EPTIC

European Parliament Translation and Interpreting Corpus

Home Consult Corpus Documentation The EPTIC Team Publications

Documentation

The European Parliament Translation and Interpreting Corpus (EPTIC) is developed at the University of Bologna and a few other universities responsible for different language components. At present EPTIC comprises texts in English, Italian and French; however, other language components, including Finnish, Polish and Slovene are currently on the way.

The corpus is currently made available through the NoSketch Engine platform (NoSke; Rychlý 2007).

EPTIC is an intermodal and parallel corpus of a complex structure. Data included in the corpus is derived from the official website of the European Parliament, which provides videos and verbatim reports of the plenary sessions together with the interpretations of the speeches, as well as their translations (the latter only for plenaries which took place until mid-2011). Subcorpora are aligned to each other at sentence level, and transcripts of speeches and interpretations are time-aligned with the corresponding videos.

Each language combination component in EPTIC includes the following subcorpora:

sources – spoken: orthographic transcripts of the original speeches;
sources – written: official verbatim reports of the source speeches;
targets – interpreted: transcripts of the interpretations;
targets – translated: translations of the verbatim reports.

EPTIC is also a multilingual corpus, which includes several language combinations and translation/interpreting directions. All language combinations feature English as one of the languages involved. The subcorpora completed so far are: English>French, French>English, English>Italian, Italian>English, Polish>English, English>Slovenian, English>German, English>Finnish.

Sizes of individual language components

The current sizes of individual language components of EPTIC are visible in the following Tables (count of tokens obtained via the Corpus info function of NoSkE).

	Sources		Targets
	Spoken	Written	Interpretations	Translations
English	43,138	41,047	55,139	58,651
French	35,648	34,063	31,935	35,566
Italian	21,208	20,646	27,329	31,816
Finnish	TBA	TBA	11,624	12,045
German	TBA	TBA	18,258	19,822
Slovenian	TBA	TBA	19,717	22,476
Polish	9,458	9,193	TBA	TBA

Characteristics of EPTIC texts

EPTIC is comprised mostly of short speeches ranging from 100 to 300 words, but there are also medium and long speeches (the latter exceeding 1000 words). Speeches are delivered at the European Parliament plenary sessions by different speakers, including mostly MEPs, but also commissioners and guests. They are devoted to a range of topics (see Table below).
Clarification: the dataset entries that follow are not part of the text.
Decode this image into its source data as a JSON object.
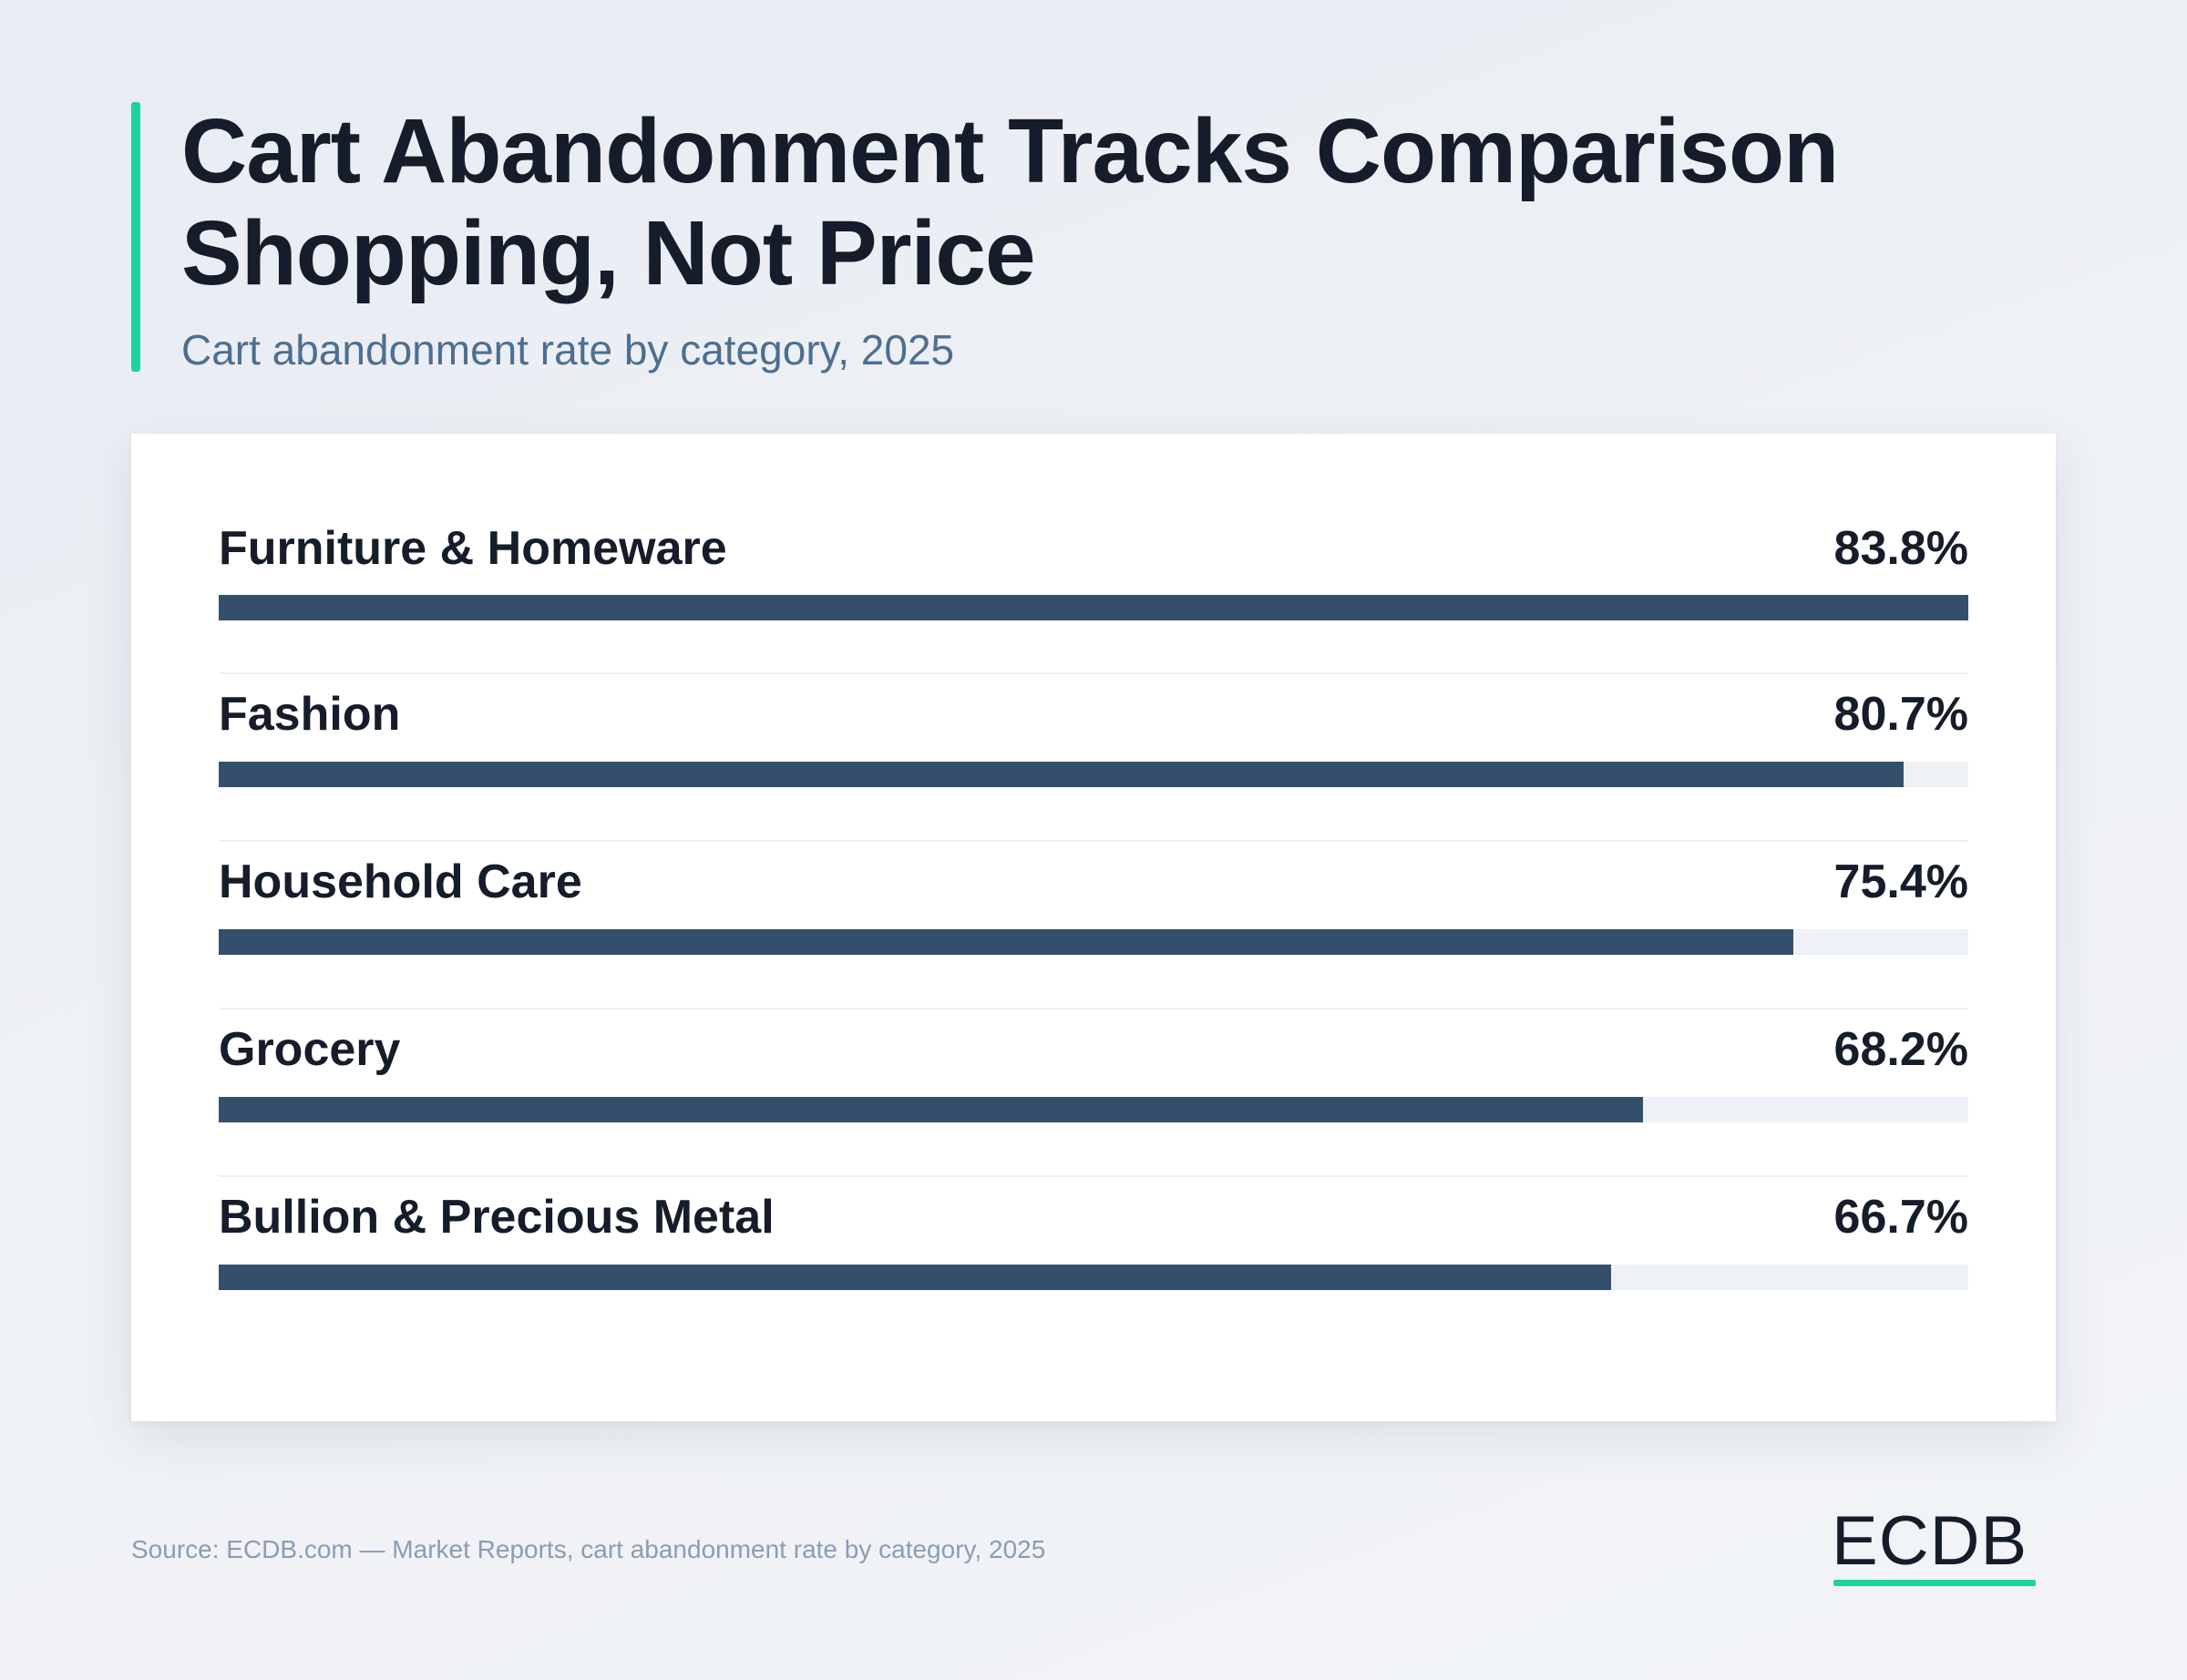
{
  "header": {
    "title_line1": "Cart Abandonment Tracks Comparison",
    "title_line2": "Shopping, Not Price",
    "subtitle": "Cart abandonment rate by category, 2025"
  },
  "chart_data": {
    "type": "bar",
    "orientation": "horizontal",
    "title": "Cart Abandonment Tracks Comparison Shopping, Not Price",
    "subtitle": "Cart abandonment rate by category, 2025",
    "categories": [
      "Furniture & Homeware",
      "Fashion",
      "Household Care",
      "Grocery",
      "Bullion & Precious Metal"
    ],
    "values": [
      83.8,
      80.7,
      75.4,
      68.2,
      66.7
    ],
    "value_labels": [
      "83.8%",
      "80.7%",
      "75.4%",
      "68.2%",
      "66.7%"
    ],
    "unit": "%",
    "xlim": [
      0,
      83.8
    ],
    "grid": false,
    "legend": "none",
    "colors": {
      "bar": "#344f6b",
      "track": "#eef1f5",
      "accent": "#1fd2a2"
    }
  },
  "footer": {
    "source": "Source: ECDB.com — Market Reports, cart abandonment rate by category, 2025",
    "logo_text": "ECDB"
  }
}
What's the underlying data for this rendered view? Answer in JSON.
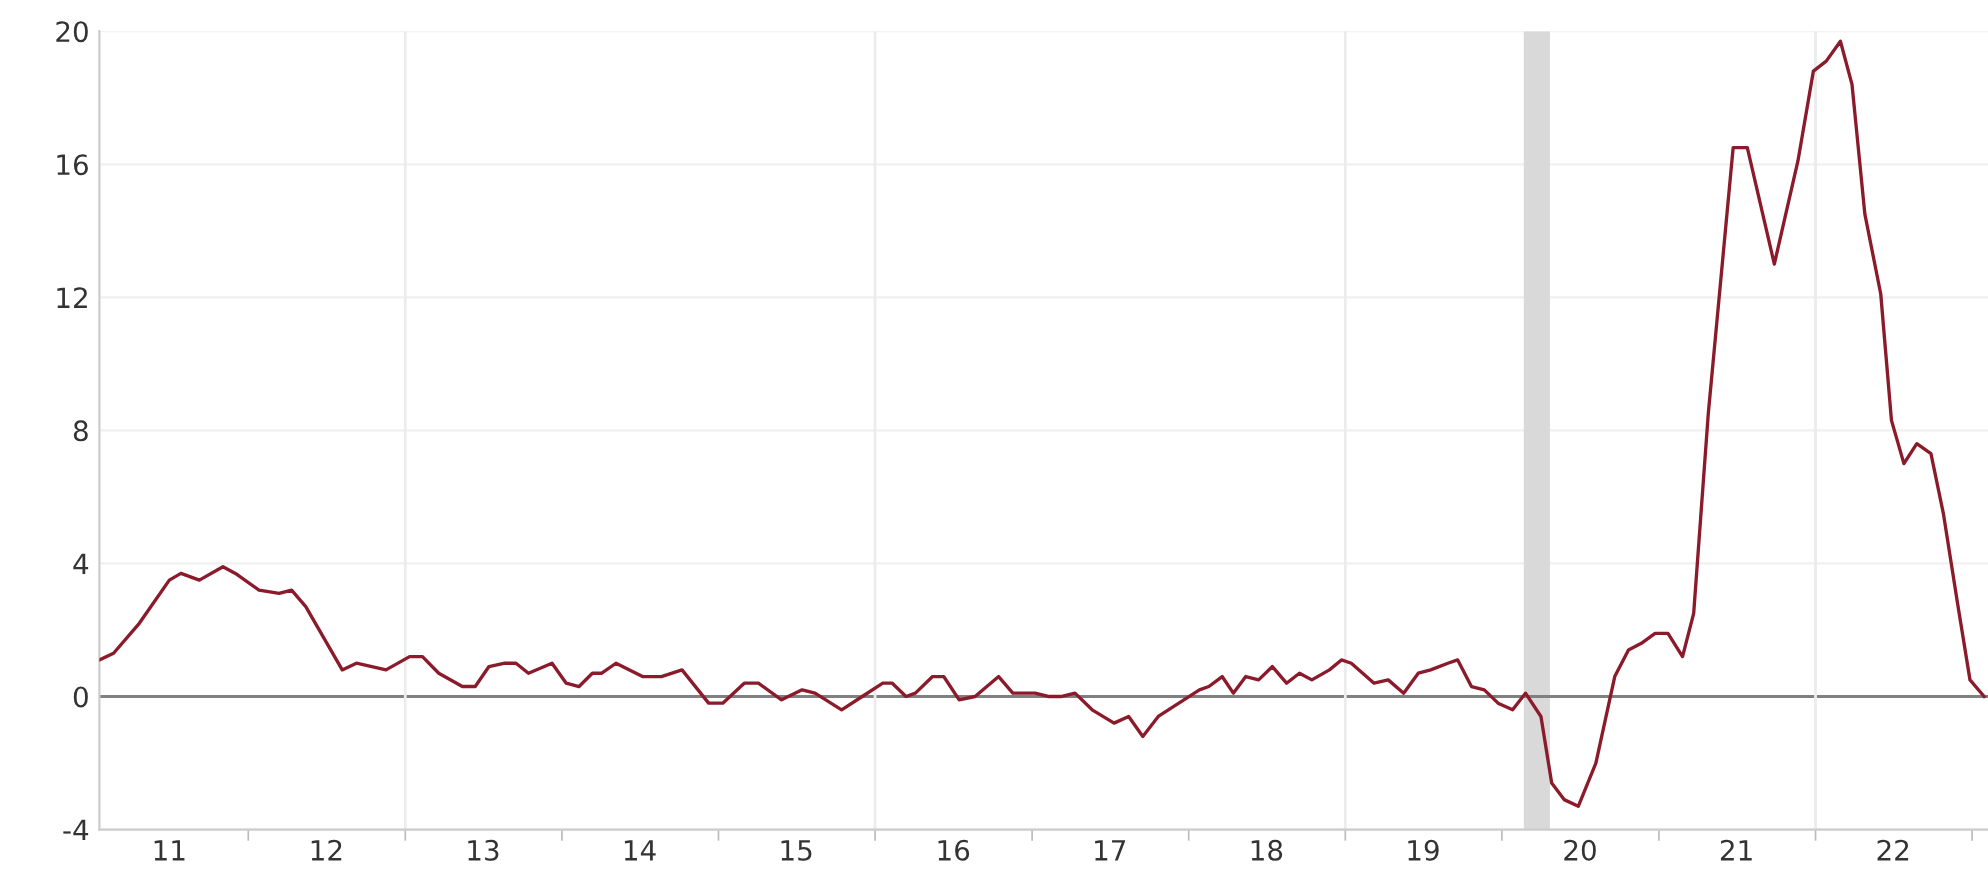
{
  "chart_data": {
    "type": "line",
    "x": [
      "2011-01-19",
      "2011-02-21",
      "2011-04-22",
      "2011-07-01",
      "2011-07-28",
      "2011-09-09",
      "2011-11-03",
      "2011-12-02",
      "2012-01-26",
      "2012-03-13",
      "2012-04-11",
      "2012-05-14",
      "2012-08-07",
      "2012-09-09",
      "2012-10-15",
      "2012-11-17",
      "2013-01-11",
      "2013-02-10",
      "2013-03-20",
      "2013-05-14",
      "2013-06-13",
      "2013-07-15",
      "2013-08-21",
      "2013-09-16",
      "2013-10-15",
      "2013-12-09",
      "2014-01-11",
      "2014-02-10",
      "2014-03-13",
      "2014-04-04",
      "2014-05-07",
      "2014-07-08",
      "2014-08-21",
      "2014-10-08",
      "2014-12-09",
      "2015-01-11",
      "2015-03-02",
      "2015-04-04",
      "2015-05-28",
      "2015-07-15",
      "2015-08-14",
      "2015-10-15",
      "2015-12-02",
      "2016-01-19",
      "2016-02-10",
      "2016-03-13",
      "2016-04-04",
      "2016-05-14",
      "2016-06-09",
      "2016-07-15",
      "2016-08-21",
      "2016-10-15",
      "2016-11-17",
      "2017-01-08",
      "2017-02-10",
      "2017-03-09",
      "2017-04-11",
      "2017-05-21",
      "2017-07-11",
      "2017-08-14",
      "2017-09-16",
      "2017-10-22",
      "2017-12-09",
      "2018-01-26",
      "2018-02-17",
      "2018-03-20",
      "2018-04-15",
      "2018-05-14",
      "2018-06-13",
      "2018-07-15",
      "2018-08-17",
      "2018-09-16",
      "2018-10-15",
      "2018-11-25",
      "2018-12-23",
      "2019-01-15",
      "2019-03-09",
      "2019-04-11",
      "2019-05-17",
      "2019-06-20",
      "2019-07-19",
      "2019-08-28",
      "2019-09-20",
      "2019-10-22",
      "2019-11-21",
      "2019-12-23",
      "2020-01-26",
      "2020-02-25",
      "2020-04-01",
      "2020-04-26",
      "2020-05-25",
      "2020-06-27",
      "2020-08-07",
      "2020-09-20",
      "2020-10-22",
      "2020-11-21",
      "2020-12-23",
      "2021-01-22",
      "2021-02-25",
      "2021-03-23",
      "2021-04-26",
      "2021-05-25",
      "2021-06-23",
      "2021-07-26",
      "2021-09-27",
      "2021-11-21",
      "2021-12-27",
      "2022-01-26",
      "2022-02-28",
      "2022-03-27",
      "2022-04-26",
      "2022-06-02",
      "2022-06-27",
      "2022-07-26",
      "2022-08-25",
      "2022-09-27",
      "2022-10-26",
      "2022-11-28",
      "2022-12-27",
      "2023-01-29"
    ],
    "series": [
      {
        "color": "#8b1a2b",
        "values": [
          1.1,
          1.3,
          2.2,
          3.5,
          3.7,
          3.5,
          3.9,
          3.7,
          3.2,
          3.1,
          3.2,
          2.7,
          0.8,
          1.0,
          0.9,
          0.8,
          1.2,
          1.2,
          0.7,
          0.3,
          0.3,
          0.9,
          1.0,
          1.0,
          0.7,
          1.0,
          0.4,
          0.3,
          0.7,
          0.7,
          1.0,
          0.6,
          0.6,
          0.8,
          -0.2,
          -0.2,
          0.4,
          0.4,
          -0.1,
          0.2,
          0.1,
          -0.4,
          0.0,
          0.4,
          0.4,
          0.0,
          0.1,
          0.6,
          0.6,
          -0.1,
          0.0,
          0.6,
          0.1,
          0.1,
          0.0,
          0.0,
          0.1,
          -0.4,
          -0.8,
          -0.6,
          -1.2,
          -0.6,
          -0.2,
          0.2,
          0.3,
          0.6,
          0.1,
          0.6,
          0.5,
          0.9,
          0.4,
          0.7,
          0.5,
          0.8,
          1.1,
          1.0,
          0.4,
          0.5,
          0.1,
          0.7,
          0.8,
          1.0,
          1.1,
          0.3,
          0.2,
          -0.2,
          -0.4,
          0.1,
          -0.6,
          -2.6,
          -3.1,
          -3.3,
          -2.0,
          0.6,
          1.4,
          1.6,
          1.9,
          1.9,
          1.2,
          2.5,
          8.5,
          12.5,
          16.5,
          16.5,
          13.0,
          16.1,
          18.8,
          19.1,
          19.7,
          18.4,
          14.5,
          12.1,
          8.3,
          7.0,
          7.6,
          7.3,
          5.5,
          2.8,
          0.5,
          0.0
        ]
      }
    ],
    "xlim": [
      "2011-01-19",
      "2023-02-07"
    ],
    "xticks": [
      {
        "value": "2011-07-01",
        "label": "11"
      },
      {
        "value": "2012-07-01",
        "label": "12"
      },
      {
        "value": "2013-07-01",
        "label": "13"
      },
      {
        "value": "2014-07-01",
        "label": "14"
      },
      {
        "value": "2015-07-01",
        "label": "15"
      },
      {
        "value": "2016-07-01",
        "label": "16"
      },
      {
        "value": "2017-07-01",
        "label": "17"
      },
      {
        "value": "2018-07-01",
        "label": "18"
      },
      {
        "value": "2019-07-01",
        "label": "19"
      },
      {
        "value": "2020-07-01",
        "label": "20"
      },
      {
        "value": "2021-07-01",
        "label": "21"
      },
      {
        "value": "2022-07-01",
        "label": "22"
      },
      {
        "value": "2012-01-01",
        "label": null
      },
      {
        "value": "2013-01-01",
        "label": null
      },
      {
        "value": "2014-01-01",
        "label": null
      },
      {
        "value": "2015-01-01",
        "label": null
      },
      {
        "value": "2016-01-01",
        "label": null
      },
      {
        "value": "2017-01-01",
        "label": null
      },
      {
        "value": "2018-01-01",
        "label": null
      },
      {
        "value": "2019-01-01",
        "label": null
      },
      {
        "value": "2020-01-01",
        "label": null
      },
      {
        "value": "2021-01-01",
        "label": null
      },
      {
        "value": "2022-01-01",
        "label": null
      },
      {
        "value": "2023-01-01",
        "label": null
      }
    ],
    "ylim": [
      -4,
      20
    ],
    "yticks": [
      -4,
      0,
      4,
      8,
      12,
      16,
      20
    ],
    "grid": "y",
    "ref_lines": [
      {
        "axis": "y",
        "value": 0,
        "color": "#808080"
      },
      {
        "axis": "x",
        "value": "2013-01-01",
        "color": "#ececec"
      },
      {
        "axis": "x",
        "value": "2016-01-01",
        "color": "#ececec"
      },
      {
        "axis": "x",
        "value": "2019-01-01",
        "color": "#ececec"
      },
      {
        "axis": "x",
        "value": "2022-01-01",
        "color": "#ececec"
      }
    ],
    "bands": [
      {
        "axis": "x",
        "from": "2020-02-21",
        "to": "2020-04-22",
        "color": "#d9d9d9"
      }
    ]
  }
}
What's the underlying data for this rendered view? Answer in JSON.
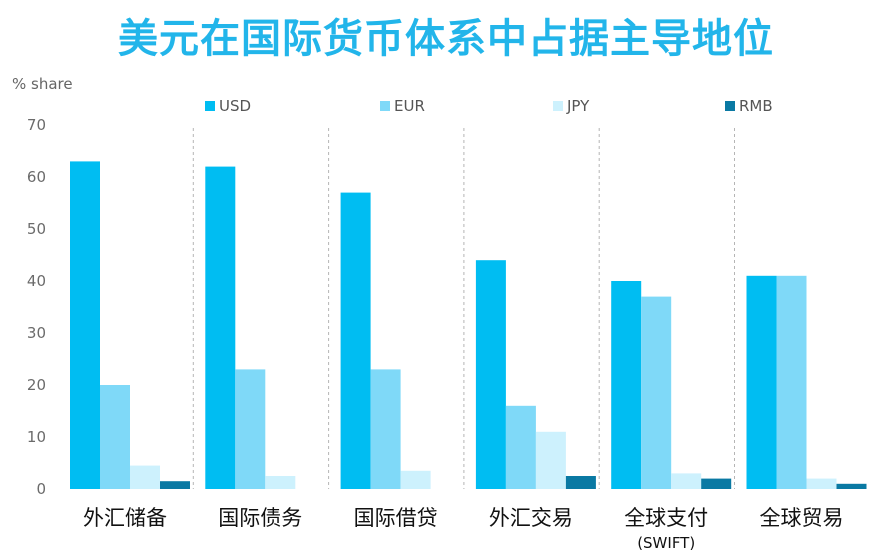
{
  "title": "美元在国际货币体系中占据主导地位",
  "chart_data": {
    "type": "bar",
    "ylabel": "% share",
    "ylim": [
      0,
      70
    ],
    "yticks": [
      0,
      10,
      20,
      30,
      40,
      50,
      60,
      70
    ],
    "categories": [
      "外汇储备",
      "国际债务",
      "国际借贷",
      "外汇交易",
      "全球支付",
      "全球贸易"
    ],
    "category_sublabels": [
      "",
      "",
      "",
      "",
      "(SWIFT)",
      ""
    ],
    "legend_position": "top",
    "grid": false,
    "series": [
      {
        "name": "USD",
        "color": "#00bdf2",
        "values": [
          63,
          62,
          57,
          44,
          40,
          41
        ]
      },
      {
        "name": "EUR",
        "color": "#7fd9f8",
        "values": [
          20,
          23,
          23,
          16,
          37,
          41
        ]
      },
      {
        "name": "JPY",
        "color": "#cdf1fd",
        "values": [
          4.5,
          2.5,
          3.5,
          11,
          3,
          2
        ]
      },
      {
        "name": "RMB",
        "color": "#0a79a3",
        "values": [
          1.5,
          0,
          0,
          2.5,
          2,
          1
        ]
      }
    ]
  }
}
The composition of the individual subcorpora with respect to the topics covered in the debates can be inferred by clicking on the Corpus info link within the NoSke interface: in the Structures and attributes section, simply click on Topic.

Topics covered in EPTIC
Agriculture and Fisheries Economics and Finance Employment Environment Health Justice Politics Procedure and Formalities Society and Culture Science and Technology Transport

Filters (metadata) available in EPTIC

While searching the corpus, it is possible to filter the queries using the contextual information that allow to narrow down the query to, e.g., a speech delivered by a particular speaker, or a speech of particular length. The filtering options are described in the following Table.

As the corpus is aligned at sentence level, it is possible to search all 4 aligned subcorpora in a parallel search. In addition, the corresponding excerpt of a video of the source speech or the interpretation can be displayed.

Filter	Description
text.id	refers to the ID of the text
text.date	date on which the speech was delivered at the EP
text.length	length of the speech in general (short, medium, long)
text.lengthw	exact text length in words
text.duration	duration of the speech (short, medium, long)
text.durations	duration of the speech in seconds
text.speed	refers to the pace of delivery of the speech (low, medium, fast)
text.speedwm	speed of delivery expressed in words per minute
text.delivery	read vs. impromptu
text.topic	the general topic of the speech
text.topicspec	title of the debate
text.type	source-spoken/ source-written/ target-interpreted/ target-translated
text.wordcount	length of the speech in words
speaker.name	name of the speaker
speaker.gender	gender of the speaker
speaker.country	country the speaker represents
speaker.politfunc	the speaker’s political function at the EP
speaker.politgroup	the speaker’s political group
st.language	source text language
st.length	source text length
st.lengthw	source text length in words
st.duration	source text duration in general (short, medium, long)
st.durations	source text duration in seconds
st.speed	pace of the original speaker in general (low, medium, fast)
st.speedwm	pace of the original speaker in words per minute
st.delivery	mode of delivery of the source speech (read vs. impromptu)
interpreter.id	unique identifier of the interpreter
interpreter.gender	gender of the interpreter